En tout cas, les magasins ont toujours la cote, puisque 90 % du CA du commerce de détail sont réalisés en boutique (source : étude Xerfi-Precepta). Les avantages du shopping physique pèsent dans la balance : tester le produit, en disposer immédiatement et ne pas avoir à le retourner s'il ne convient pas. Une récente étude du cabinet PwC (Consommateurs connectés La distribution à l'ère digitale, novembre 2014) indique que 58% des e-acheteurs préfèrent le magasin pour rechercher ou acheter un produit, tandis que 28 % préfèrent l'achat en ligne. Selon Sabine Durand-Hayes, associée chez PwC, " les Français restent très attachés à l'expérience en magasin pour toucher le produit et repartir avec. Certains consommateurs reviennent également en magasin après une mauvaise expérience lors d'un achat en ligne ".
En parallèle, le Web fait valoir ses atouts : la praticité, le prix et le choix. " Le client doit pouvoir faire des allers-retours entre canal digital et physique. Exit les silos, 2015 est l'année du commerce connecté ", assure Aurélien Cumin, manager d'Elia Consulting, auteur d'une étude sur le sujet avec Ipsos.

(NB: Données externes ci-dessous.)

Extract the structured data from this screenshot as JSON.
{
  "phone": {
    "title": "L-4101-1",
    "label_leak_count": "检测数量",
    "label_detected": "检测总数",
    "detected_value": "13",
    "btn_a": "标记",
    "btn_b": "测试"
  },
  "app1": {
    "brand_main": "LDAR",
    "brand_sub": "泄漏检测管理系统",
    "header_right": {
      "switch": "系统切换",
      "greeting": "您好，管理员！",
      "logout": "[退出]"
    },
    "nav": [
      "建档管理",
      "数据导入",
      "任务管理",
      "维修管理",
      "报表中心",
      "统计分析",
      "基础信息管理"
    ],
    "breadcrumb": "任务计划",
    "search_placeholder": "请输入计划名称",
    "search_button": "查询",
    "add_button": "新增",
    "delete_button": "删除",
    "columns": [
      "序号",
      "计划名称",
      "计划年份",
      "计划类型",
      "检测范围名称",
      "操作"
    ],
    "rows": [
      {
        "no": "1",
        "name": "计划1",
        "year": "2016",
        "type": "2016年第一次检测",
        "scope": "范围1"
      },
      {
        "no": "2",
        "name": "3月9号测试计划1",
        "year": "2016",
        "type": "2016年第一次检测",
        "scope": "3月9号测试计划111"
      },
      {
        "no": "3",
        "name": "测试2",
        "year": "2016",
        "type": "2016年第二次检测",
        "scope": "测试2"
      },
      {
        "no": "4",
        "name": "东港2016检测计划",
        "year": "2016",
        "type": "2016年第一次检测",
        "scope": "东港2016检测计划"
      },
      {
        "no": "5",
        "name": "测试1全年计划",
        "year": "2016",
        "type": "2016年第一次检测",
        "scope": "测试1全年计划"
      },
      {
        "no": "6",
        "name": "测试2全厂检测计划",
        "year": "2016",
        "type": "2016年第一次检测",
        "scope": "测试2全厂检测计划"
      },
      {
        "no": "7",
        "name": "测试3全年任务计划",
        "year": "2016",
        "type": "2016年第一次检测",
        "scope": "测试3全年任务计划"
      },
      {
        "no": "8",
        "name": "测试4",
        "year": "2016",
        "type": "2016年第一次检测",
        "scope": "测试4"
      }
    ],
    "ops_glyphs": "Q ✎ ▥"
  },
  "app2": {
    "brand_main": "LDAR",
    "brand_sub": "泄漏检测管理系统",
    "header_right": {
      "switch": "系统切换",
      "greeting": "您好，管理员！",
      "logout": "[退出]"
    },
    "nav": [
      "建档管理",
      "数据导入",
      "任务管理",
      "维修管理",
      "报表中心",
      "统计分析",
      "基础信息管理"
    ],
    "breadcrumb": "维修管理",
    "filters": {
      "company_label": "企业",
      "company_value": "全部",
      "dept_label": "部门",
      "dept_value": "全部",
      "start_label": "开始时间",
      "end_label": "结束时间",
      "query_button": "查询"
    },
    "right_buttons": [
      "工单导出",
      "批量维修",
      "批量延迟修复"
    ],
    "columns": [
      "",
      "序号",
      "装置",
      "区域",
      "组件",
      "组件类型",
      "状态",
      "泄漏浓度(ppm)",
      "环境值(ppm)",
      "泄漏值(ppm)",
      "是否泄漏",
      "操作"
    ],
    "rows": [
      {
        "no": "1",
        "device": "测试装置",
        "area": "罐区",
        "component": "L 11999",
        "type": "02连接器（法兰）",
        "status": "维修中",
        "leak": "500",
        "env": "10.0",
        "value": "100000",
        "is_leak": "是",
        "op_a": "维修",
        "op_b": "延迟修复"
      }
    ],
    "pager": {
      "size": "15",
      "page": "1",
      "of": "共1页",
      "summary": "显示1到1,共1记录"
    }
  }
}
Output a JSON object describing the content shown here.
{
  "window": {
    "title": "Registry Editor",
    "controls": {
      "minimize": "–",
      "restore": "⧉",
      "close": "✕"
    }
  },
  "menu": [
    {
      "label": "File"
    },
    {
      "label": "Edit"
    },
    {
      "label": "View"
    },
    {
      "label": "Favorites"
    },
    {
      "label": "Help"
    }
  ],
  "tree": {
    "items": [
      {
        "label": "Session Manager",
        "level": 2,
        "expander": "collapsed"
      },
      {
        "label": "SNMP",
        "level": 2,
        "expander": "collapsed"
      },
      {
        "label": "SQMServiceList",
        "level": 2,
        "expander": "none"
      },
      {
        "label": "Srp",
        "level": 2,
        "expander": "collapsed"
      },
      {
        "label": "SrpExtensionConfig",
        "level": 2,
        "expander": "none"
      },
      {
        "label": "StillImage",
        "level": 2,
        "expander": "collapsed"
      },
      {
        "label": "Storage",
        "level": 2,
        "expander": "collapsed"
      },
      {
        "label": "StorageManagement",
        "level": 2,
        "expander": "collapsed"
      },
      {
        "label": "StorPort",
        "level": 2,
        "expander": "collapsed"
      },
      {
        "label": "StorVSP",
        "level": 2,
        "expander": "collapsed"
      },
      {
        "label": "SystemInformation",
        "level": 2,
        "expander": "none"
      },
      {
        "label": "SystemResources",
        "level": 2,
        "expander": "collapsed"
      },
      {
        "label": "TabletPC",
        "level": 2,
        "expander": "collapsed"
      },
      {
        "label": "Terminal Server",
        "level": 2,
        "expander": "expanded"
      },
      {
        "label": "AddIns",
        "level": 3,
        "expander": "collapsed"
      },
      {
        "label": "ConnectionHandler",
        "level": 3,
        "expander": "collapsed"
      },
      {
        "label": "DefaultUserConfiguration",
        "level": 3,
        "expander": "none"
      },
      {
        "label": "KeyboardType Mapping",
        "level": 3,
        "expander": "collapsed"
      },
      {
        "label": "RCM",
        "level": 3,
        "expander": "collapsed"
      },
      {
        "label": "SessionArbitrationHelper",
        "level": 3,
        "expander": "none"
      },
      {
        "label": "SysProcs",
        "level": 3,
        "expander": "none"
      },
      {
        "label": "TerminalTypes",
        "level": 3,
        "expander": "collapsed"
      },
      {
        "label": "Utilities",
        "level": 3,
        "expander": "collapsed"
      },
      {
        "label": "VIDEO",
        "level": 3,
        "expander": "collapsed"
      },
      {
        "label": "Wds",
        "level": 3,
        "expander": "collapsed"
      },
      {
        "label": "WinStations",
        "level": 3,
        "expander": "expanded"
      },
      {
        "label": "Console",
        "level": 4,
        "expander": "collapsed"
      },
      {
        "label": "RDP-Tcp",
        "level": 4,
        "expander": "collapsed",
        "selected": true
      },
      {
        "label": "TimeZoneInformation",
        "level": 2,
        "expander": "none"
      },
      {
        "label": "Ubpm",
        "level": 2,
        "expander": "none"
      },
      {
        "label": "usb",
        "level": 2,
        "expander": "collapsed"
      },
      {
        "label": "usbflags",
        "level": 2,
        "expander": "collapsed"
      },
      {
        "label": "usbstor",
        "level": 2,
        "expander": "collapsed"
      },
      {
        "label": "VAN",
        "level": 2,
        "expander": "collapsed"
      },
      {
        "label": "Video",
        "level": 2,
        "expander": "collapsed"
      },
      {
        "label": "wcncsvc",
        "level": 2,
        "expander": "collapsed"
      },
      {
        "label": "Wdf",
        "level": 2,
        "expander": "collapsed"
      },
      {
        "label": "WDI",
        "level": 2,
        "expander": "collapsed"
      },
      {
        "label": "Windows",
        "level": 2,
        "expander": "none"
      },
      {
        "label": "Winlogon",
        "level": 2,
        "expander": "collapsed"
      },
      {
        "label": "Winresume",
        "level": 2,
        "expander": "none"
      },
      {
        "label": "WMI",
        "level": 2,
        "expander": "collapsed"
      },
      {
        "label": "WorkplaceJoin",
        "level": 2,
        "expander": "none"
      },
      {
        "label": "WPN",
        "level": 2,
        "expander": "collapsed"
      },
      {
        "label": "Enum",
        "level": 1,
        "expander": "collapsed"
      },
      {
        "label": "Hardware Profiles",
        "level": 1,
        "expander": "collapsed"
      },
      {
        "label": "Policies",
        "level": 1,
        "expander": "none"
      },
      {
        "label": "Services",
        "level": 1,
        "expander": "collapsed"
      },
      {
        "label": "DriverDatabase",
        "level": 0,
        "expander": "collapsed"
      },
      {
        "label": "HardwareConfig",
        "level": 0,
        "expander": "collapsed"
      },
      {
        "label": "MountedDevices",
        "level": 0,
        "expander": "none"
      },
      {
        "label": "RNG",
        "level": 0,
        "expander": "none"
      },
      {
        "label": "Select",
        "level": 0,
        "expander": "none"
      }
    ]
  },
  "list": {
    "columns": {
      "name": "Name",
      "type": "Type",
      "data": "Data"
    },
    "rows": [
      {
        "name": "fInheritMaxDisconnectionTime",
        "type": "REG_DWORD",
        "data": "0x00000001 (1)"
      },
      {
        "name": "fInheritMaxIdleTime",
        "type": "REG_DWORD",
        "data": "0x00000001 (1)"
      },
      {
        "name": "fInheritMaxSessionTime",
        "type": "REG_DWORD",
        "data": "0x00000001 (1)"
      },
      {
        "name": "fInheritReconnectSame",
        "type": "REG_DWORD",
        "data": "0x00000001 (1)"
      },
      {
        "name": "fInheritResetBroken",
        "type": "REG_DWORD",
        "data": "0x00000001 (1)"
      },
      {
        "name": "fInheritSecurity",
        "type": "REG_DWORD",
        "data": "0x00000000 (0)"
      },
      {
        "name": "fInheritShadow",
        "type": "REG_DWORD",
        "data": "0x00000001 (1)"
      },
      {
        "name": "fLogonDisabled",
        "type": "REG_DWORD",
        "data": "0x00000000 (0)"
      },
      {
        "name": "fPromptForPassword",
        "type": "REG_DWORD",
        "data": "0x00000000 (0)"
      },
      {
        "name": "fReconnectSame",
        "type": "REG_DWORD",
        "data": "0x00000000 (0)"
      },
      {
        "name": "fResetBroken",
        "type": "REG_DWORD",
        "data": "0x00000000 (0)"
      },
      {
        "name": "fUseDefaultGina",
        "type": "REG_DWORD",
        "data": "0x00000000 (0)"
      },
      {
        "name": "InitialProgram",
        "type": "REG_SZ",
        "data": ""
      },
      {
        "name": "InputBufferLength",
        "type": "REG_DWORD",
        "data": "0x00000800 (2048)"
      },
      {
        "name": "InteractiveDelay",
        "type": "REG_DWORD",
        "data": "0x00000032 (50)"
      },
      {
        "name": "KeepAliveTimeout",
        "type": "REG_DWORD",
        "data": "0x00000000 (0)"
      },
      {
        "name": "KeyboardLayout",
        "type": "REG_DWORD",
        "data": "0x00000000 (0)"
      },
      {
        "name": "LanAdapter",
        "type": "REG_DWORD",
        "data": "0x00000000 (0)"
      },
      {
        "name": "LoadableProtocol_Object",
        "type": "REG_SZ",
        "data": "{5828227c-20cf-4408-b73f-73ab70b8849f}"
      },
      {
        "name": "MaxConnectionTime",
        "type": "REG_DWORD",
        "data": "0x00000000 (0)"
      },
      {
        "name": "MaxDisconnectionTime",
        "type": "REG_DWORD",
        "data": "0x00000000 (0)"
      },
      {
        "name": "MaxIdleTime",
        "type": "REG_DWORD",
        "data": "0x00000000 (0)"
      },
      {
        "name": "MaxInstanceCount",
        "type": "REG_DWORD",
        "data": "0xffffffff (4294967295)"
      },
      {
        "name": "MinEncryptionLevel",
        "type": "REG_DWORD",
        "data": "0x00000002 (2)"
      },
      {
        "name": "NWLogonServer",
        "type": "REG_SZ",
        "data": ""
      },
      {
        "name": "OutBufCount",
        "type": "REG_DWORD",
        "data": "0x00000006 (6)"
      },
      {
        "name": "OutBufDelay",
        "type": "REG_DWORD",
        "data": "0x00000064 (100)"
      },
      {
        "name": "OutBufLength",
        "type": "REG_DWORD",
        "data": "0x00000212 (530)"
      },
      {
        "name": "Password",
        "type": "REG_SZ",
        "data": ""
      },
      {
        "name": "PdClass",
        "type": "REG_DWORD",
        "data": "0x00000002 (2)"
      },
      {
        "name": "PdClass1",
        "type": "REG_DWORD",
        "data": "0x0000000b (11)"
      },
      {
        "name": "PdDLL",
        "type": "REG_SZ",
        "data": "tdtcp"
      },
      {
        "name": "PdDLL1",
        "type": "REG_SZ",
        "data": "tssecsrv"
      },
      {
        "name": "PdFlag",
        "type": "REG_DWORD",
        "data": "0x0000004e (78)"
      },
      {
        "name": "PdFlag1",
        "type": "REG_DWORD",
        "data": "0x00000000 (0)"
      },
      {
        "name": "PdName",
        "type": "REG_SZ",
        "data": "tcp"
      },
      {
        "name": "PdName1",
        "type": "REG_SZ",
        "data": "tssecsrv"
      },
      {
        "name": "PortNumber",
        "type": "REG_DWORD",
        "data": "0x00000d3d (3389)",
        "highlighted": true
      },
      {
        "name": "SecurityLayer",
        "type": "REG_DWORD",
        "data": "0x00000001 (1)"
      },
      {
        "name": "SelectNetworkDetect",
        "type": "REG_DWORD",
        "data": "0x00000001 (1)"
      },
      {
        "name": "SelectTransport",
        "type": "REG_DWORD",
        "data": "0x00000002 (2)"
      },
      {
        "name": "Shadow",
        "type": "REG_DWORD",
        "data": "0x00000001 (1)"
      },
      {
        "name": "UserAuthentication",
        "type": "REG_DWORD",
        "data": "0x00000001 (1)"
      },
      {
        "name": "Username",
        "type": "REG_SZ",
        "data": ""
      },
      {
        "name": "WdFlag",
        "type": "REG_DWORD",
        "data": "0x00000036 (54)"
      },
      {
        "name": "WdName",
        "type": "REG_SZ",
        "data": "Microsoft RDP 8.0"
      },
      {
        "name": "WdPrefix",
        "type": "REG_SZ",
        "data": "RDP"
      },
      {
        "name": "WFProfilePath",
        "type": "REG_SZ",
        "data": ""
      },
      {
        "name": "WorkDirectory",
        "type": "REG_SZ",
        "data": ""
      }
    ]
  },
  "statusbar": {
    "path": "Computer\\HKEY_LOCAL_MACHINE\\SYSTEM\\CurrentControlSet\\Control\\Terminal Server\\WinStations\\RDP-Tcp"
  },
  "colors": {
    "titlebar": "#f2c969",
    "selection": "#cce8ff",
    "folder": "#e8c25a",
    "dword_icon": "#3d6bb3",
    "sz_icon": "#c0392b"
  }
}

Cliquez ici pour continuer la lecture sur la page suivante.
INTERVIEW : Valérie Legat, directrice générale Business lab
Spécialisée dans le netchandising depuis 1998, l'agence Business lab suit de près l'évolution des points de vente et du phénomène de digitalisation. Le point avec Valérie Legat, spécialiste du retail.
Le commerce connecté est-il une réalité aujourd'hui ?
Nous scrutons différentes initiatives, en France et à l'étranger. Ce qui est sûr, c'est que le niveau d'exigence du consommateur augmente. Le cyberacheteur ne veut plus se déplacer en magasin s'il ne vit pas une expérience shopping différenciante. Le retail connecté peut aider les distributeurs à atteindre cet objectif. La démarche s'appuie sur quatre piliers : l'introduction du monde social dans le lieu de vente (je partage avec ma communauté dans le processus décisionnel), la personnalisation du parcours client, la simplification du processus transactionnel et la collecte de la data.
Comment accompagnez-vous les acteurs dans ce déploiement ?
Nous développons une méthodologie baptisée "Customer experience map", qui dresse un état des lieux de tous les points de contact entre la marque et le client pour identifier les "moments of truth" et les "pain points". Et ainsi, mettre en place un processus d'amélioration pour fluidifier le parcours client. Notre démarche est très user centric, parce qu'au final, c'est le client qui choisit. L'étape de l'écoute est donc essentielle. C'est à ce moment-là que nous détectons la réalité des besoins du client pour être en phase avec lui.
De nombreux pure players développent des réseaux de boutique. Cette tendance va-t-elle s'accentuer ?
Oui, d'ailleurs le point de vente est un point de connexion, dans le parcours client, où doit se développer une posture relationnelle et de nombreux services. Il complète la signature expérientielle du distributeur. Rien ne remplacera l'expertise d'un vendeur en magasin. Ce qui se passe en boutique est unique. Le commerce doit être envisagé comme un service rendu. Toute l'intelligence du distributeur doit se concentrer dans la gestion de la cadence de la relation et le rythme des interactions avec le consommateur.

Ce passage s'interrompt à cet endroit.